Encerrados en casa con toque de queda como si viviéramos bajo un estado de sitio propio de escenarios bélicos, estas semanas la policía se ha dedicado a hurgar hasta en nuestras bolsas de comida por si estabas comprando productos de primera necesidad o nos estábamos sobrepasando en esa graciosa concesión que nos permitían de salir a hacer la compra. Hasta pasear al perro se convertía en un acto sospechoso. Pasear en familia, directamente prohibido.

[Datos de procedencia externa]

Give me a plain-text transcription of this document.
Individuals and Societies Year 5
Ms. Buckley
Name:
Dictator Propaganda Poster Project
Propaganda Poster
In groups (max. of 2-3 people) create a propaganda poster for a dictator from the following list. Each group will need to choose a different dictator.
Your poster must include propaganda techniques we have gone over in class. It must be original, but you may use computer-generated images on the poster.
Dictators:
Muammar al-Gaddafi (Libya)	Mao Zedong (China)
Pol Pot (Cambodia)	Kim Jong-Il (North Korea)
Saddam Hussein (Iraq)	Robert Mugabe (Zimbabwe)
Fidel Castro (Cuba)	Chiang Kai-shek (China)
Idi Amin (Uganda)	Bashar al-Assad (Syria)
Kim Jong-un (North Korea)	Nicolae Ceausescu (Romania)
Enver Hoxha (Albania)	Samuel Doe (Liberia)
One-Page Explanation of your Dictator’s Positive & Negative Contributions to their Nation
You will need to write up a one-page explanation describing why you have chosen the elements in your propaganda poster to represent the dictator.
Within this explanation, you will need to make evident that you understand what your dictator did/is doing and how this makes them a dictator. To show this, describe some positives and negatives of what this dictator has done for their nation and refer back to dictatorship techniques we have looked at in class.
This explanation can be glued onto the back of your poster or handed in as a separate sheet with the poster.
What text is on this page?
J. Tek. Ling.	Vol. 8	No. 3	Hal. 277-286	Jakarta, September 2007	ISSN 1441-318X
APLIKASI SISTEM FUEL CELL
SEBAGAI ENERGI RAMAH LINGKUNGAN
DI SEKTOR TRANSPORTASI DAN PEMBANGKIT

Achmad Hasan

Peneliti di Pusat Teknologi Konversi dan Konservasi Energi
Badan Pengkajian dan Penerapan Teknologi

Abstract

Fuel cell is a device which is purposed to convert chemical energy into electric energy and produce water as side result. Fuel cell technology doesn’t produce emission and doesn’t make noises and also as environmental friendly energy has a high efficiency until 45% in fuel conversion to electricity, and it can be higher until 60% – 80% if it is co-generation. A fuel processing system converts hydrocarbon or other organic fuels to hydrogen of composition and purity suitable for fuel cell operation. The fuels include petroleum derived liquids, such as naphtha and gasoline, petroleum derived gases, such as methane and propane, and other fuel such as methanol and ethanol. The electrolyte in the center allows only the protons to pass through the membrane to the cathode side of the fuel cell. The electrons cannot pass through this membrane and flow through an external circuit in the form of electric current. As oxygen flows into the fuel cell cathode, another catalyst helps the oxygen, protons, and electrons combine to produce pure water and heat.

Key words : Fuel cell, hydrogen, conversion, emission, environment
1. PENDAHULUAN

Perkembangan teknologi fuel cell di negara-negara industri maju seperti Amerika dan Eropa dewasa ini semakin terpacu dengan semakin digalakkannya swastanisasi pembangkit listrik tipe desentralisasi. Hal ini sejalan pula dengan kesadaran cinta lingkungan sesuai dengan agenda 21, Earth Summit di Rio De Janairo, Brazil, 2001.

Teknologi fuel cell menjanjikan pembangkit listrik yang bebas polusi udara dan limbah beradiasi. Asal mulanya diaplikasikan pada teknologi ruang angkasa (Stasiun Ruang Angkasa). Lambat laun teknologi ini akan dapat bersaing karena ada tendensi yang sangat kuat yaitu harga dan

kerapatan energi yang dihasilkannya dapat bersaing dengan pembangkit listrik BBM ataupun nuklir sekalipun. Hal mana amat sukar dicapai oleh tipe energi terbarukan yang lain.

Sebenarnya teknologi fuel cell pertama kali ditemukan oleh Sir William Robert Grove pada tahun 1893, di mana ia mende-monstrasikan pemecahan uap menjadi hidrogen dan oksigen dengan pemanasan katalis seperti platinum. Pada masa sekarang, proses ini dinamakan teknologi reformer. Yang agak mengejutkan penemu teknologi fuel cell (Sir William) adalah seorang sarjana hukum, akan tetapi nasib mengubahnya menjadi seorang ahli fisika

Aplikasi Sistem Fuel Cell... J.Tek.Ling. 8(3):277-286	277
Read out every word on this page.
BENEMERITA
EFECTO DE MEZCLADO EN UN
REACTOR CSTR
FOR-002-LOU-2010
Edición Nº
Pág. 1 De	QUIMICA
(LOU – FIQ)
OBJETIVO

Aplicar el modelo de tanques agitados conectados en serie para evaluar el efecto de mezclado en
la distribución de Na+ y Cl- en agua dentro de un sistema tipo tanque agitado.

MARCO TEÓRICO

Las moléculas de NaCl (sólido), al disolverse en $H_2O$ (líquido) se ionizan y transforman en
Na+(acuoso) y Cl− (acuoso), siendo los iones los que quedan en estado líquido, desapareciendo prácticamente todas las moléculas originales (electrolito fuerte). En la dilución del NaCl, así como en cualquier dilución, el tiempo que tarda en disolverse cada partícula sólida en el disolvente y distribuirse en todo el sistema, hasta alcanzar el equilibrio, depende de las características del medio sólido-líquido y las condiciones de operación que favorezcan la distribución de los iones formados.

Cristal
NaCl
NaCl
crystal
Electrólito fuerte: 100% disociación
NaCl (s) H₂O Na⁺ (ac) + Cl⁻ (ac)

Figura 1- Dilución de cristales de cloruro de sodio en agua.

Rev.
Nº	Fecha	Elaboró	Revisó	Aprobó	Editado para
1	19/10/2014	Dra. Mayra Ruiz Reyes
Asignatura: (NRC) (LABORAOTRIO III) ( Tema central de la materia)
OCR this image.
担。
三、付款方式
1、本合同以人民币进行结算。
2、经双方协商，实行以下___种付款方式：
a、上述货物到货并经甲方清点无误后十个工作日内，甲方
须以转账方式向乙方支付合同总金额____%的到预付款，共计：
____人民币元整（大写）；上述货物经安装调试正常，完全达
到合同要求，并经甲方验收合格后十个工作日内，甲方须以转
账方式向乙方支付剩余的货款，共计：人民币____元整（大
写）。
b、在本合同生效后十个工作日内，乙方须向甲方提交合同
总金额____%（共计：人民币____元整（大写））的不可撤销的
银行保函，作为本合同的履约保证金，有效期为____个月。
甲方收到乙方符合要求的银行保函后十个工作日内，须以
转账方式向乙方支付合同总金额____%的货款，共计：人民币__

Todo esto  ha sido posible gracias a un tsunami de decretos y órdenes ministeriales que es imposible conocer al detalle y que el gobierno ha excretado casi a diario, creando confusión entre lo que decía y lo que finalmente se publicaba, al tiempo que lo acompañaba de incertidumbres y una buena dosis de arbitrariedad llegando a decir una cosa y la contraria en un lapso de horas. Solo en la orden ministerial de la fase uno encontramos catorce capítulos, dos secciones, cuarenta y siete artículos, tres disposiciones adicionales, una disposición derogatoria, seis disposiciones finales y un anexo. Uno no sabía a qué normas atenerse en un momento dado y, lo que es peor, ignoraba las que debería cumplir pocas horas después. Es cierto que, teóricamente, el paraguas legal no ha dejado de existir pero en la práctica los recursos se resolverán dentro de meses, sino años, creando seguridad jurídica a futuro cuando la lesión en nuestras libertades ha podido mantenerse de forma ininterrumpida durante más de tres meses.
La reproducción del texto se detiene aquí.